Investigation of the BERT model on nucleotide sequences with non-standard pre-training and evaluation of different k-mer embeddings
In this study, we used a non-standard pre-training approach through incorporating randomness at the data and model level to investigate a BERT model pre-trained on nucleotide sequences.
- data/ptData: source code of generate random sequences.
- TATA: human and mouse TATA dataset are in the fold of data/ftData/TATA
- TFBS: used motif_discovery(690) and motif_occupancy (422) curated dataset provided by Zeng et al. (https://academic.oup.com/bioinformatics/article/32/12/i121/2240609).

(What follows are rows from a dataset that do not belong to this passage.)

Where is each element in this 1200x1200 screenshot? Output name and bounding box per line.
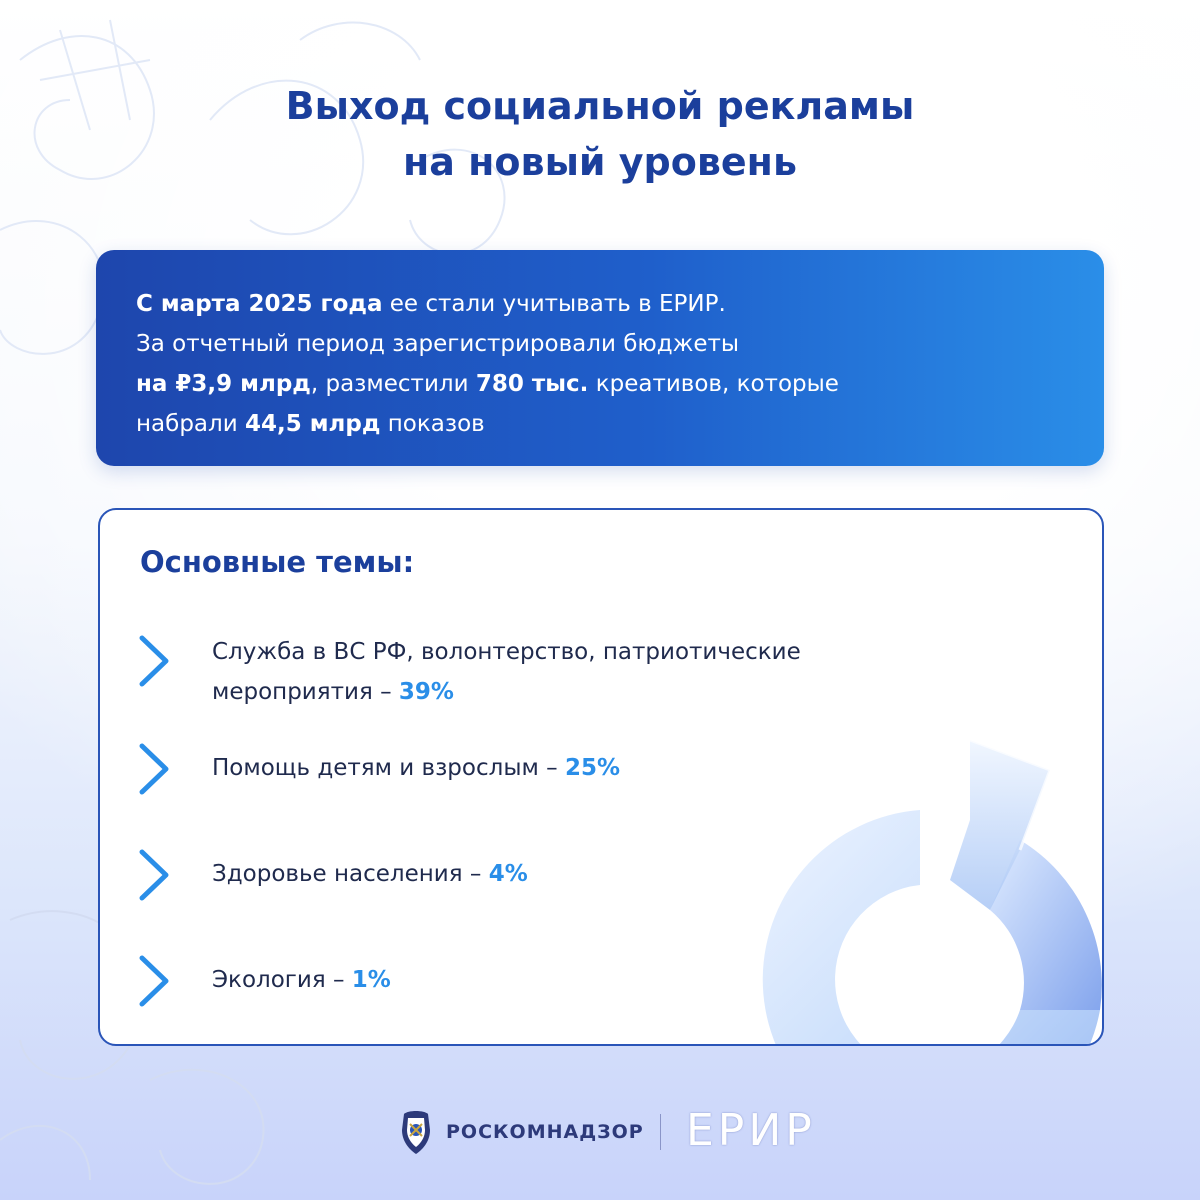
summary-line-2: За отчетный период зарегистрировали бюджеты: [136, 331, 740, 357]
topic-label: [212, 748, 952, 788]
roskomnadzor-emblem-icon: [396, 1108, 436, 1156]
topic-label: [212, 854, 952, 894]
topic-label-line-1: Служба в ВС РФ, волонтерство, патриотические: [212, 639, 801, 665]
topic-label-text: Экология –: [212, 967, 352, 993]
topic-item: [134, 846, 934, 926]
summary-line-4: [136, 404, 1064, 444]
topic-label: [212, 632, 952, 712]
chevron-right-icon: [134, 846, 174, 904]
footer: [0, 1105, 1200, 1168]
topic-percentage: 39%: [398, 679, 454, 705]
topic-percentage: 25%: [564, 755, 621, 781]
summary-card: [96, 250, 1104, 466]
footer-divider: [660, 1114, 661, 1150]
topic-item: [134, 740, 934, 820]
erir-logo: ЕРИР: [686, 1105, 816, 1156]
page-title-line-1: Выход социальной рекламы: [285, 84, 915, 128]
chevron-right-icon: [134, 952, 174, 1010]
page-title-line-2: на новый уровень: [403, 140, 797, 184]
topic-percentage: 4%: [488, 861, 528, 887]
summary-line-3: [136, 364, 1064, 404]
summary-line-1-text: ее стали учитывать в ЕРИР.: [382, 291, 726, 317]
topic-percentage: 1%: [351, 967, 391, 993]
summary-line-4-pre: набрали: [136, 411, 245, 437]
summary-line-1: [136, 284, 1064, 324]
summary-line-3-mid: , разместили: [310, 371, 476, 397]
summary-budget: на ₽3,9 млрд: [136, 371, 311, 397]
roskomnadzor-logo-text: РОСКОМНАДЗОР: [446, 1121, 644, 1143]
summary-creatives-count: 780 тыс.: [475, 371, 589, 397]
chevron-right-icon: [134, 740, 174, 798]
summary-impressions: 44,5 млрд: [244, 411, 381, 437]
topic-label-text: Помощь детям и взрослым –: [212, 755, 565, 781]
chevron-right-icon: [134, 632, 174, 690]
summary-start-date: С марта 2025 года: [136, 291, 383, 317]
topics-card: [98, 508, 1104, 1046]
summary-line-4-text: показов: [380, 411, 485, 437]
topic-label-text: Здоровье населения –: [212, 861, 489, 887]
topic-item: [134, 952, 934, 1032]
topic-label-line-2: мероприятия –: [212, 679, 399, 705]
topic-item: [134, 632, 934, 712]
summary-line-3-text: креативов, которые: [588, 371, 839, 397]
topics-heading: Основные темы:: [140, 545, 415, 579]
topic-label: [212, 960, 952, 1000]
page-title: [0, 78, 1200, 190]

Please use the paper provided URL for the download.
- ft_tasks: source code of using different k-mer embeddings in downstream tasks of TATA prediciton and TBFS prediction.
k-mer embedding | Description | required files |
---|---|---|
dnabert | k-mer embedding from DNABERT pre-trained on hg38 | pre-trained model provided by DNABERT |
dnabert | k-mer embedding from DNABERT pre-trained on random data | DNABERT model pre-trained on random data |
onehot | one-hot embedding | None |
dna2vec | k-mer embedding from dna2vec | pretrained model |
KMER=5
SPIECE= "human" (or "mouse")
MODEL="deepPromoterNet"
MODEL_SAVE_PATH="model/"
DATA_PATH="ftData/TATA/TATA_${SPIECE}/overall"
EMBEDDING="dnabert" (or "onehot", "dna2vec")
embed_file=FOLD_PATH_OF_THE_PRETRAINED_MODEL (or NONE)
KERNEL="5,5,5"
LR=1e-4
EPOCH=20
BS=64
DROPOUT=0.1
CODE="ft_tasks/TATA/tata_train.py"
python $CODE --kmer $KMER --cnn_kernel_size $KERNEL --model $MODEL --model_dir $MODEL_SAVE_PATH \
--data_dir $DATA_PATH --embedding $EMBEDDING --embedding_file $embed_file \
--lr $LR --epoch $EPOCH --batch_size $BS --dropout $DROPOUT --device "cuda:0"
KMER=5
MODEL="zeng_CNN"
KERNEL="24"
MODEL_SAVE_PATH="model/"
DATA_PATH="TBFS/motif_discovery/" or "TBFS/motif_occupancy/"
EMBEDDING="dnabert" (or "onehot", "dna2vec")
embed_file=FOLD_PATH_OF_THE_PRETRAINED_MODEL (or NONE)
LR=0.001
EPOCH=10
BS=64
DROPOUT=0.1
CODE="ft_tasks/TFBS/TBFS_all_run.py"
python $CODE --kmer $KMER --cnn_kernel_size $KERNEL --model $MODEL --model_dir $MODEL_SAVE_PATH \
--data_dir $DATA_PATH --embedding $EMBEDDING --embedding_file $embed_file \
--lr $LR --epoch $EPOCH --batch_size $BS --dropout $DROPOUT --device "cuda:0"
-
pt_models: download link of the pre-trained model using random data.
-
4mer pre-trained on randomly generated sequences: https://drive.google.com/file/d/1YKKoX_8NRrPR13uGdEQAKWqxBcOvq2su/view?usp=share_link
-
5mer pre-trained on randomly generated sequences: https://drive.google.com/file/d/1a2OjubusbsXkC2xAp8W0BbVZHuqyCAhk/view?usp=share_link
-
6mer pre-trained on radomly generated sequences: https://drive.google.com/file/d/1-6XMO70jY9Tdj9R19vgq8u9DtCzDGPkm/view?usp=share_link
- results: detailed results of each dataset of TBFS tasks.